I first came across this wonderful stuff in an article in the Lapidary Journal and was immediately transfixed by it. For some reason the flamboyant colours really appeal to me and I found myself staring at images of it on the internet for hours.
I finally found a rockhound over in the US who sent me some spectacular looking slabs pictured here. I chose the most vibrant ones that I could possibly find. In real life this stuff is even more amazing than I thought it would be. It arrived shortly before the festive season and unfortunately I’ve been too busy to cut it but now that I have some time on my hands I can finally start doing some work with it.
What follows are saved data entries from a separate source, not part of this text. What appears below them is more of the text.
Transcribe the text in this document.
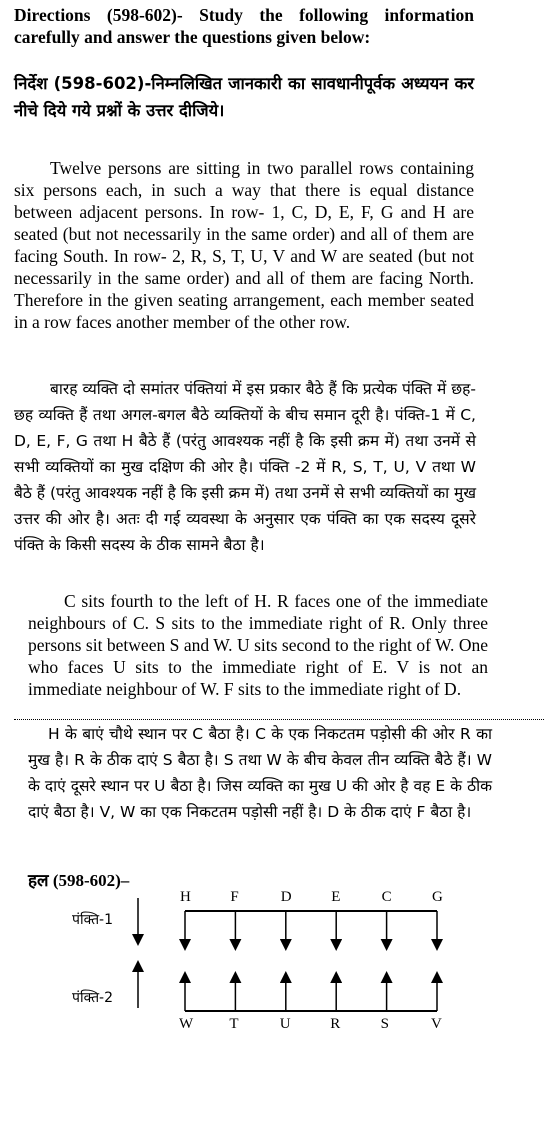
Directions (598-602)- Study the following information carefully and answer the questions given below:

निर्देश (598-602)-निम्नलिखित जानकारी का सावधानीपूर्वक अध्ययन कर नीचे दिये गये प्रश्नों के उत्तर दीजिये।

Twelve persons are sitting in two parallel rows containing six persons each, in such a way that there is equal distance between adjacent persons. In row- 1, C, D, E, F, G and H are seated (but not necessarily in the same order) and all of them are facing South. In row- 2, R, S, T, U, V and W are seated (but not necessarily in the same order) and all of them are facing North. Therefore in the given seating arrangement, each member seated in a row faces another member of the other row.

बारह व्यक्ति दो समांतर पंक्तियां में इस प्रकार बैठे हैं कि प्रत्येक पंक्ति में छह-छह व्यक्ति हैं तथा अगल-बगल बैठे व्यक्तियों के बीच समान दूरी है। पंक्ति-1 में C, D, E, F, G तथा H बैठे हैं (परंतु आवश्यक नहीं है कि इसी क्रम में) तथा उनमें से सभी व्यक्तियों का मुख दक्षिण की ओर है। पंक्ति -2 में R, S, T, U, V तथा W बैठे हैं (परंतु आवश्यक नहीं है कि इसी क्रम में) तथा उनमें से सभी व्यक्तियों का मुख उत्तर की ओर है। अतः दी गई व्यवस्था के अनुसार एक पंक्ति का एक सदस्य दूसरे पंक्ति के किसी सदस्य के ठीक सामने बैठा है।

C sits fourth to the left of H. R faces one of the immediate neighbours of C. S sits to the immediate right of R. Only three persons sit between S and W. U sits second to the right of W. One who faces U sits to the immediate right of E. V is not an immediate neighbour of W. F sits to the immediate right of D.

H के बाएं चौथे स्थान पर C बैठा है। C के एक निकटतम पड़ोसी की ओर R का मुख है। R के ठीक दाएं S बैठा है। S तथा W के बीच केवल तीन व्यक्ति बैठे हैं। W के दाएं दूसरे स्थान पर U बैठा है। जिस व्यक्ति का मुख U की ओर है वह E के ठीक दाएं बैठा है। V, W का एक निकटतम पड़ोसी नहीं है। D के ठीक दाएं F बैठा है।

हल (598-602)–
पंक्ति-1
पंक्ति-2
H	F	D	E	C	G
W T	U	R	S	V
Bumblebee Jasper has been around since the 1990’s. It is found in the area of Mount Papandayan about 150 miles from Jakarta, Indonesia. The natives there call it ‘Batu Badar Blerang’ which roughly translates to ‘coal becoming sulpher’. It is made from a matrix of volcanic ash and deep earth mud with sulphur layers. It is composed of sulphur, layered gypsum and hematite all stuck together with tuff.
I hear that some of the volcanic vents where this rock is found have now filled and although Bumblebee Jasper can still be found, the colours aren’t as bright as they once were. So the brighter colours like the ones pictured here are in short supply.
I realise that this rock is not going to be to everyone’s taste, but I have decided that I absolutely love it! I can’t wait to show you what comes of my first cut.
It’s probably worth mentioning to you all that the yellow sulphur layers contain arsenic which can be released during the cutting and shaping process if you are not very careful. If I don’t make it out of the workshop alive then I’ll see you all on the other side…
Let’s hope that all will be well and that you’ll get to read the second instalment of my blog on Bumblebee Jasper one day soon.